30 mei 1969 zal de autochtone Nederlanders niet zo veel zeggen, maar voor de bewoners van de Caribische Koninkrijksdelen is deze dag een begrip. Onder ontevreden zwarte arbeiders van de Shell raffinaderijen brak op die dag een opstand uit. Antillianen voelden zich gediscrimineerd door de blanke minderheid. Zo werden de zwarte Antillianen bijvoor-beeld van beschuldigd lui te zijn. Bovendien hadden de blanke medewerkers van de Shell een beter salaris dan hun zwarte collega’s. Een langdurig arbeidsconflict tussen de directie van een constructie-bedrijf en de Curaçaose Federatie van Werknemers leidde tot een staking die snel oversloeg. In de nacht van 29 op 30 mei 1969 weerhielden stakers werkwillige arbeiders van het uitoefenen van werkzaamheden bij de economisch oppermachtige Shell. Ook de frustraties over het politieke

klimaat waarin de eigen bestuurders sinds het Statuut van 1954 de achteruitgang niet hadden kunnen afwenden, waren hieraan debet. Het arbeidsconflict liep uit op stakingen en een protestmars naar Willemstad die ontaardde in plunderingen en brandstichtingen (M. Victoria).
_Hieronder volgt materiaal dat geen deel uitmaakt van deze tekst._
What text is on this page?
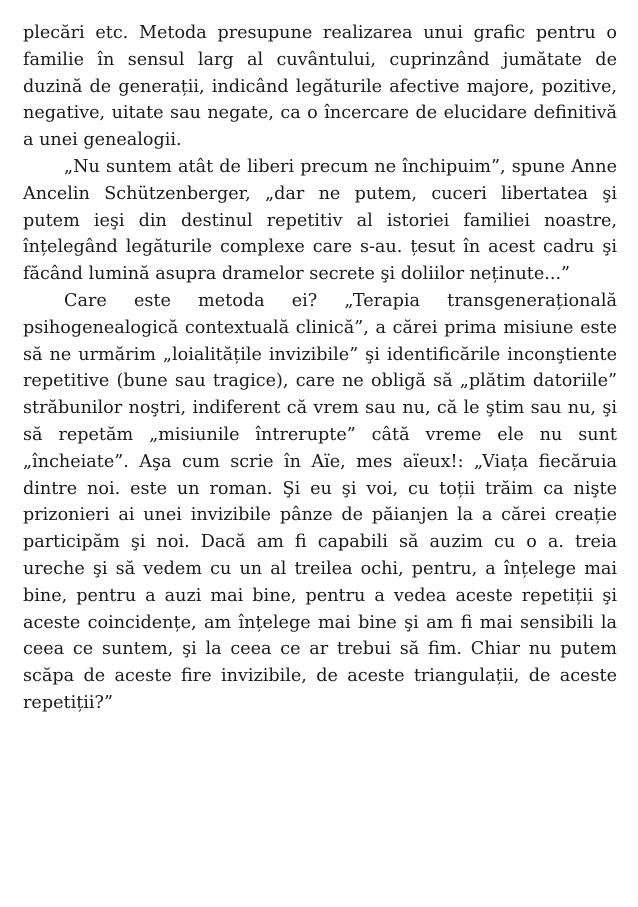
plecări etc. Metoda presupune realizarea unui grafic pentru o familie în sensul larg al cuvântului, cuprinzând jumătate de duzină de generații, indicând legăturile afective majore, pozitive, negative, uitate sau negate, ca o încercare de elucidare definitivă a unei genealogii.

„Nu suntem atât de liberi precum ne închipuim”, spune Anne Ancelin Schützenberger, „dar ne putem, cuceri libertatea şi putem ieşi din destinul repetitiv al istoriei familiei noastre, înțelegând legăturile complexe care s-au. țesut în acest cadru şi făcând lumină asupra dramelor secrete şi doliilor neținute...”

Care este metoda ei? „Terapia transgenerațională psihogenealogică contextuală clinică”, a cărei prima misiune este să ne urmărim „loialitățile invizibile” şi identificările inconştiente repetitive (bune sau tragice), care ne obligă să „plătim datoriile” străbunilor noştri, indiferent că vrem sau nu, că le ştim sau nu, şi să repetăm „misiunile întrerupte” câtă vreme ele nu sunt „încheiate”. Aşa cum scrie în Aïe, mes aïeux!: „Viața fiecăruia dintre noi. este un roman. Şi eu şi voi, cu toții trăim ca nişte prizonieri ai unei invizibile pânze de păianjen la a cărei creație participăm şi noi. Dacă am fi capabili să auzim cu o a. treia ureche şi să vedem cu un al treilea ochi, pentru, a înțelege mai bine, pentru a auzi mai bine, pentru a vedea aceste repetiții şi aceste coincidențe, am înțelege mai bine şi am fi mai sensibili la ceea ce suntem, şi la ceea ce ar trebui să fim. Chiar nu putem scăpa de aceste fire invizibile, de aceste triangulații, de aceste repetiții?”
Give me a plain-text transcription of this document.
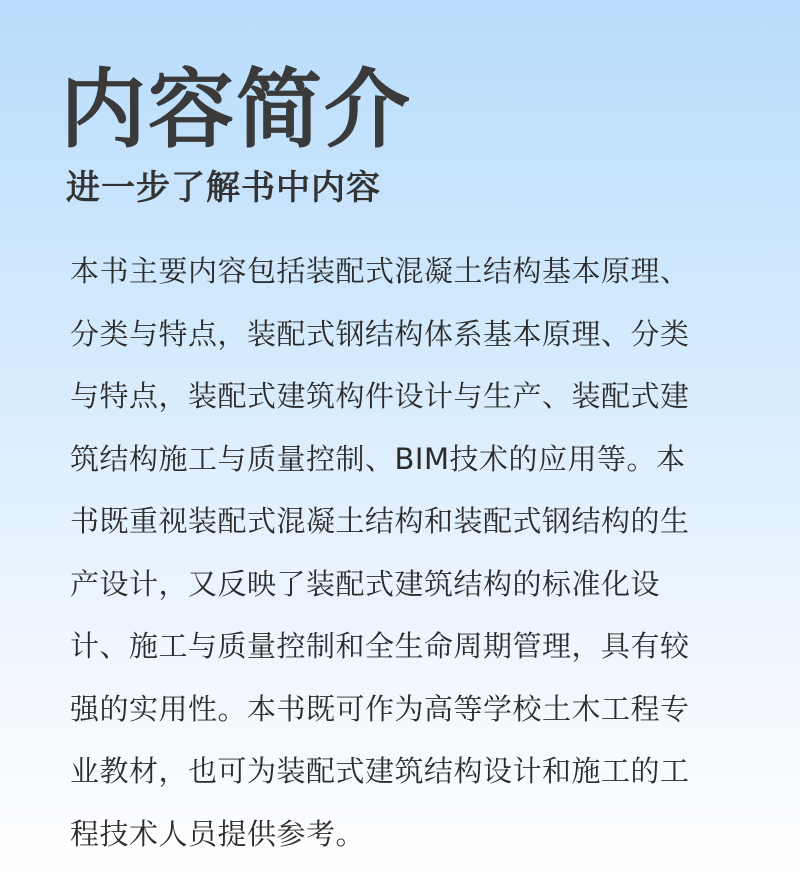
内容简介
进一步了解书中内容
本书主要内容包括装配式混凝土结构基本原理、
分类与特点，装配式钢结构体系基本原理、分类
与特点，装配式建筑构件设计与生产、装配式建
筑结构施工与质量控制、BIM技术的应用等。本
书既重视装配式混凝土结构和装配式钢结构的生
产设计，又反映了装配式建筑结构的标准化设
计、施工与质量控制和全生命周期管理，具有较
强的实用性。本书既可作为高等学校土木工程专
业教材，也可为装配式建筑结构设计和施工的工
程技术人员提供参考。
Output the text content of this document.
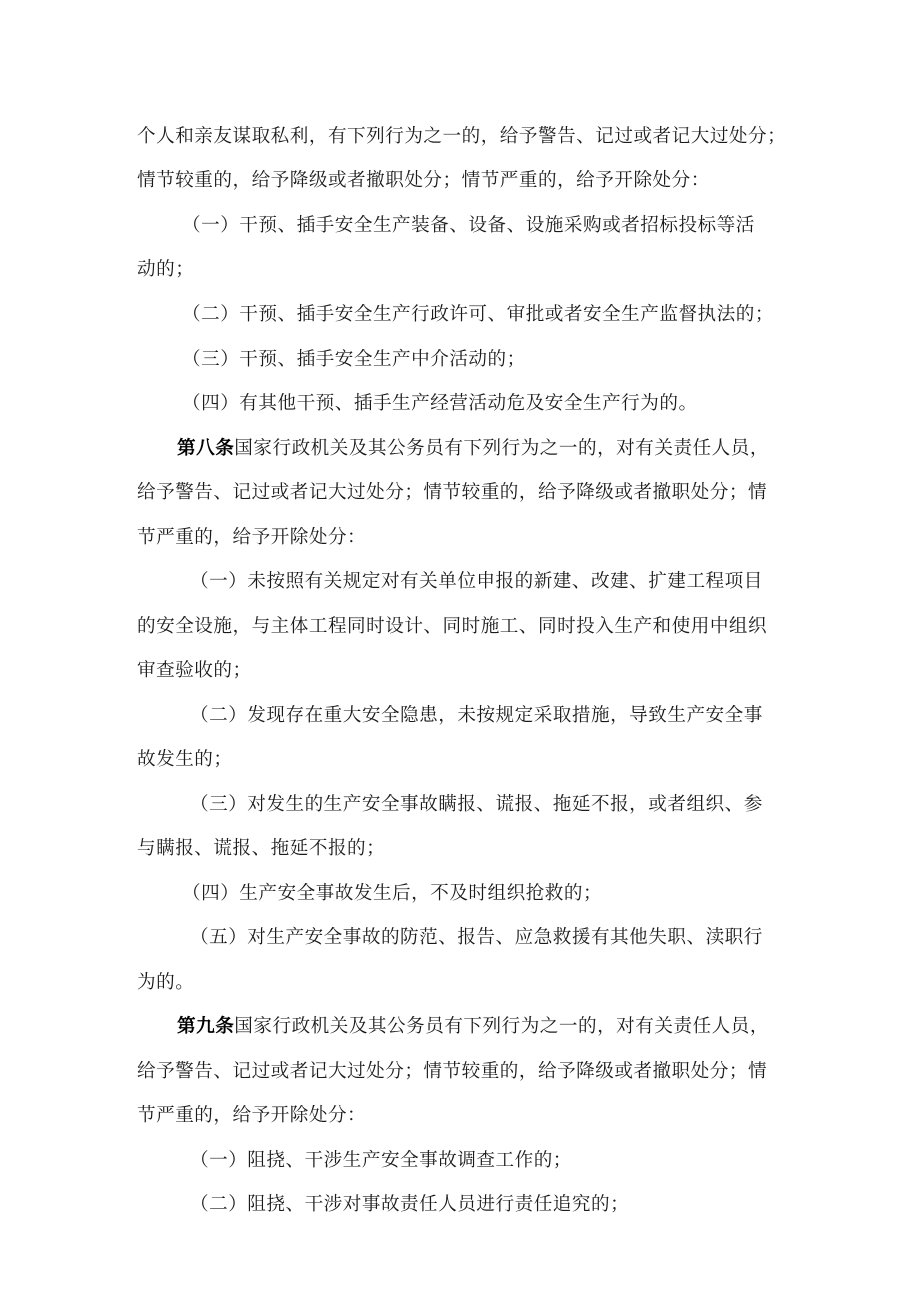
个人和亲友谋取私利，有下列行为之一的，给予警告、记过或者记大过处分；
情节较重的，给予降级或者撤职处分；情节严重的，给予开除处分：
（一）干预、插手安全生产装备、设备、设施采购或者招标投标等活
动的；
（二）干预、插手安全生产行政许可、审批或者安全生产监督执法的；
（三）干预、插手安全生产中介活动的；
（四）有其他干预、插手生产经营活动危及安全生产行为的。
第八条国家行政机关及其公务员有下列行为之一的，对有关责任人员，
给予警告、记过或者记大过处分；情节较重的，给予降级或者撤职处分；情
节严重的，给予开除处分：
（一）未按照有关规定对有关单位申报的新建、改建、扩建工程项目
的安全设施，与主体工程同时设计、同时施工、同时投入生产和使用中组织
审查验收的；
（二）发现存在重大安全隐患，未按规定采取措施，导致生产安全事
故发生的；
（三）对发生的生产安全事故瞒报、谎报、拖延不报，或者组织、参
与瞒报、谎报、拖延不报的；
（四）生产安全事故发生后，不及时组织抢救的；
（五）对生产安全事故的防范、报告、应急救援有其他失职、渎职行
为的。
第九条国家行政机关及其公务员有下列行为之一的，对有关责任人员，
给予警告、记过或者记大过处分；情节较重的，给予降级或者撤职处分；情
节严重的，给予开除处分：
（一）阻挠、干涉生产安全事故调查工作的；
（二）阻挠、干涉对事故责任人员进行责任追究的；
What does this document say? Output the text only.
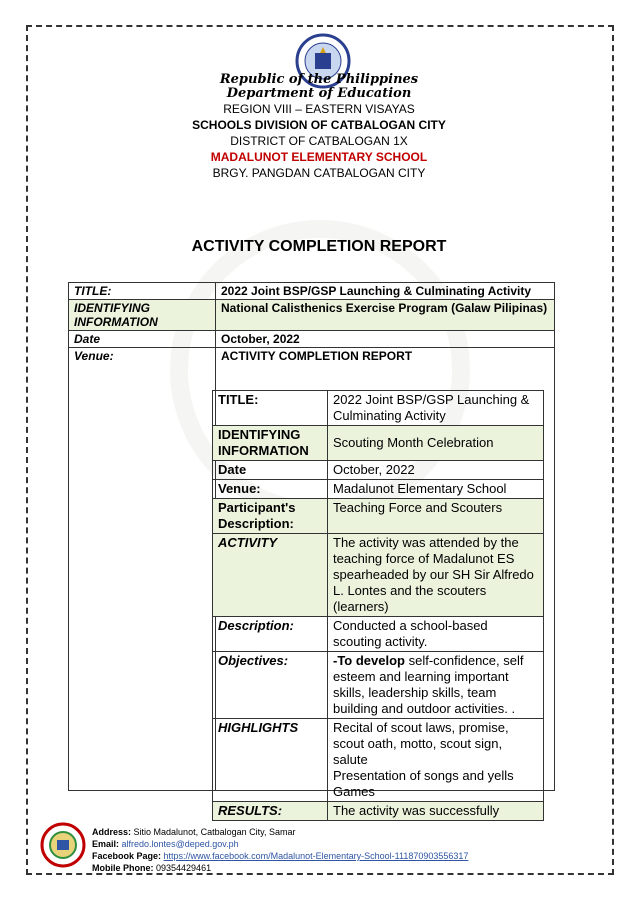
Republic of the Philippines
Department of Education
REGION VIII – EASTERN VISAYAS
SCHOOLS DIVISION OF CATBALOGAN CITY
DISTRICT OF CATBALOGAN 1X
MADALUNOT ELEMENTARY SCHOOL
BRGY. PANGDAN CATBALOGAN CITY
ACTIVITY COMPLETION REPORT
TITLE:	2022 Joint BSP/GSP Launching & Culminating Activity
IDENTIFYING INFORMATION	National Calisthenics Exercise Program (Galaw Pilipinas)
Date	October, 2022
Venue:	ACTIVITY COMPLETION REPORT
TITLE:	2022 Joint BSP/GSP Launching & Culminating Activity
IDENTIFYING INFORMATION	Scouting Month Celebration
Date	October, 2022
Venue:	Madalunot Elementary School
Participant's Description:	Teaching Force and Scouters
ACTIVITY	The activity was attended by the teaching force of Madalunot ES spearheaded by our SH Sir Alfredo L. Lontes and the scouters (learners)
Description:	Conducted a school-based scouting activity.
Objectives:	-To develop self-confidence, self esteem and learning important skills, leadership skills, team building and outdoor activities. .
HIGHLIGHTS	Recital of scout laws, promise, scout oath, motto, scout sign, salute
Presentation of songs and yells Games

RESULTS:	The activity was successfully
Address: Sitio Madalunot, Catbalogan City, Samar
Email: alfredo.lontes@deped.gov.ph
Facebook Page: https://www.facebook.com/Madalunot-Elementary-School-111870903556317
Mobile Phone: 09354429461
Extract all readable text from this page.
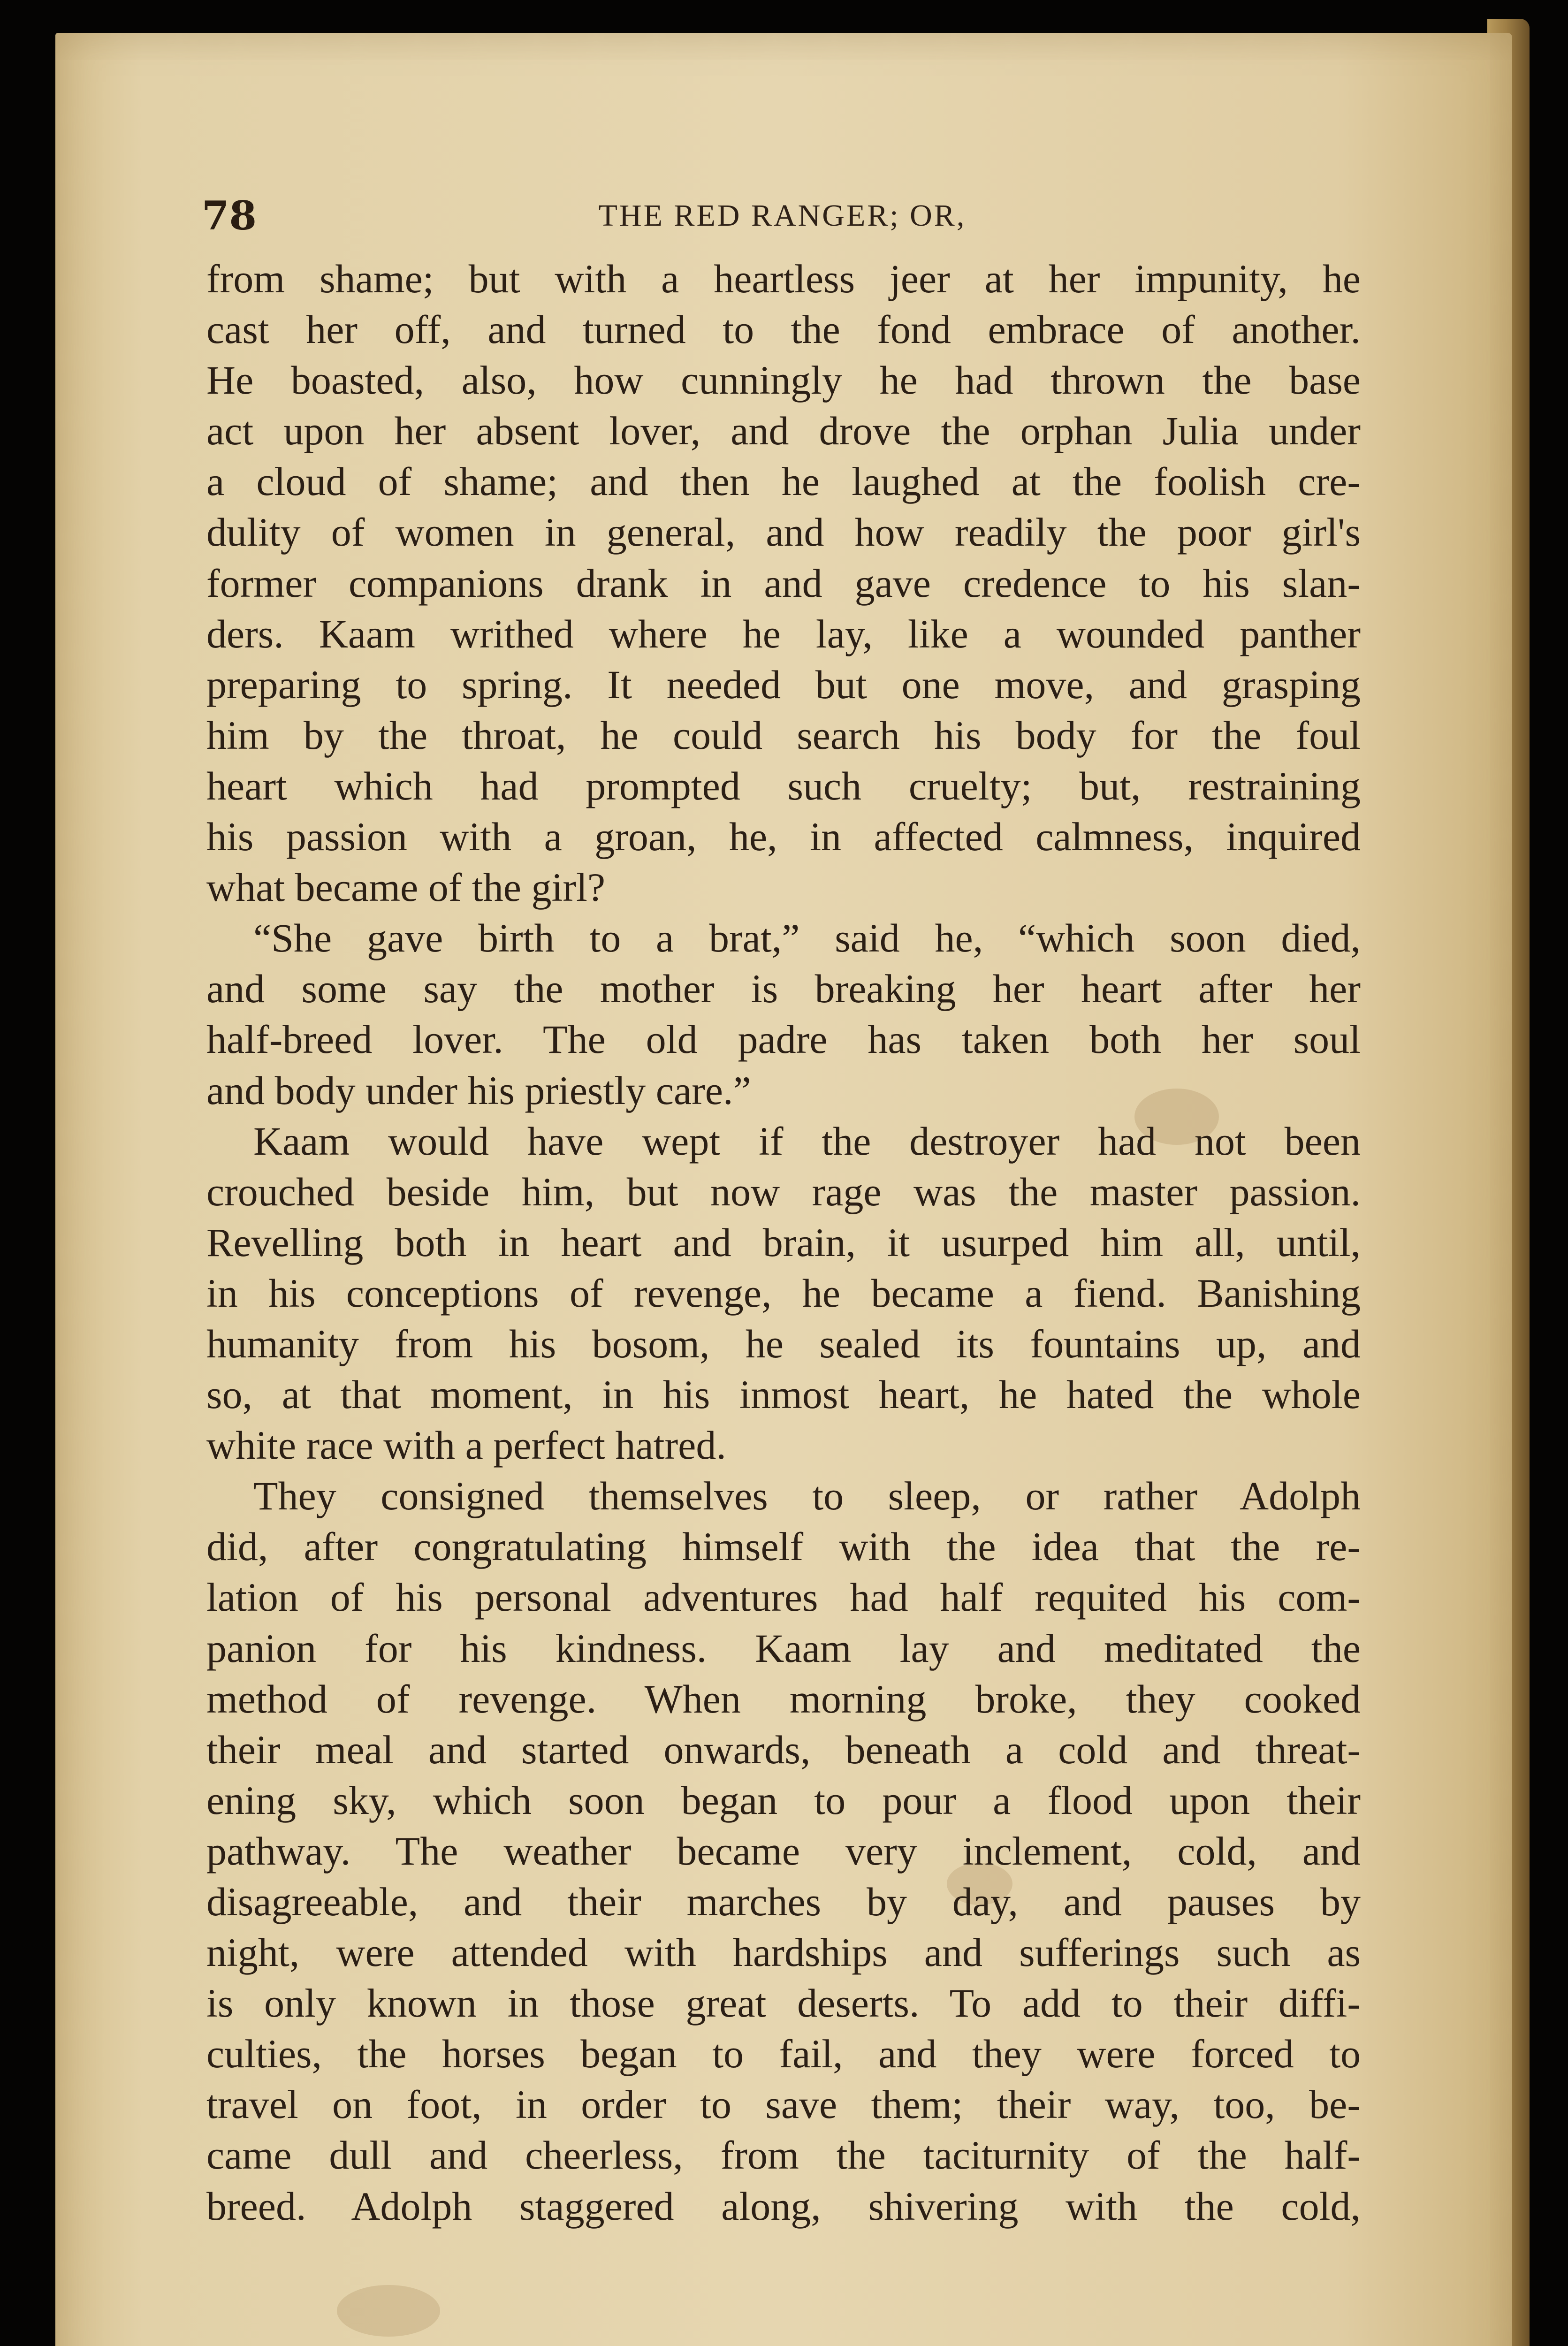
78	THE RED RANGER; OR,
from shame; but with a heartless jeer at her impunity, he
cast her off, and turned to the fond embrace of another.
He boasted, also, how cunningly he had thrown the base
act upon her absent lover, and drove the orphan Julia under
a cloud of shame; and then he laughed at the foolish cre-
dulity of women in general, and how readily the poor girl's
former companions drank in and gave credence to his slan-
ders. Kaam writhed where he lay, like a wounded panther
preparing to spring. It needed but one move, and grasping
him by the throat, he could search his body for the foul
heart which had prompted such cruelty; but, restraining
his passion with a groan, he, in affected calmness, inquired
what became of the girl?
“She gave birth to a brat,” said he, “which soon died,
and some say the mother is breaking her heart after her
half-breed lover. The old padre has taken both her soul
and body under his priestly care.”
Kaam would have wept if the destroyer had not been
crouched beside him, but now rage was the master passion.
Revelling both in heart and brain, it usurped him all, until,
in his conceptions of revenge, he became a fiend. Banishing
humanity from his bosom, he sealed its fountains up, and
so, at that moment, in his inmost heart, he hated the whole
white race with a perfect hatred.
They consigned themselves to sleep, or rather Adolph
did, after congratulating himself with the idea that the re-
lation of his personal adventures had half requited his com-
panion for his kindness. Kaam lay and meditated the
method of revenge. When morning broke, they cooked
their meal and started onwards, beneath a cold and threat-
ening sky, which soon began to pour a flood upon their
pathway. The weather became very inclement, cold, and
disagreeable, and their marches by day, and pauses by
night, were attended with hardships and sufferings such as
is only known in those great deserts. To add to their diffi-
culties, the horses began to fail, and they were forced to
travel on foot, in order to save them; their way, too, be-
came dull and cheerless, from the taciturnity of the half-
breed. Adolph staggered along, shivering with the cold,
De eigen politiemacht kon de situatie op het eiland niet meer aan, dus deed de Antilliaanse regering een beroep op Nederland om hulp. Nederland aarzelde niet, en kon ook niet weigeren. De Antillen en Suriname waren dan wel sinds 1954 autonome landen van het Koninkrijk, maar het Statuut dat de onderlinge relaties regelde, bepaalde (in artikel 43) ook dat in gevallen van nood de landen elkaar onderling dienden bij te staan. In zo’n situatie op Curaçao betekende dit dat het Koninkrijk (hier Nederland) nu verplicht was met grootscheepse inzet van mariniers de orde en rust te herstellen. De eerste actie kon direct vanuit de basis op het eiland zelf worden ingezet. Een andere contingent mariniers werd vanuit Nederland ingevlogen. De orde was vrij snel hersteld. Door deze gebeurtenissen moest de Antilliaanse regering aftreden en werden de Staten ontbonden. In de jaren na 30 mei 1969 zouden de gevolgen van de gebeurtenissen voelbaar blijven in alle gelederen van de Antilliaanse samenleving; op politiek, economisch en op sociaal- cultureel gebied.

Op politiek gebied volgde de vorming van nieuwe politieke partijen. Op niet traditionele basis werd de partij “ Frente Obrero y Liberación 30 di mei (FOL),” gesticht onder leiding van Wilson “Papa” Godett. Twee jaren later volgde de “Movemento Antia Nobo (MAN)” onder leiding van Don Martina.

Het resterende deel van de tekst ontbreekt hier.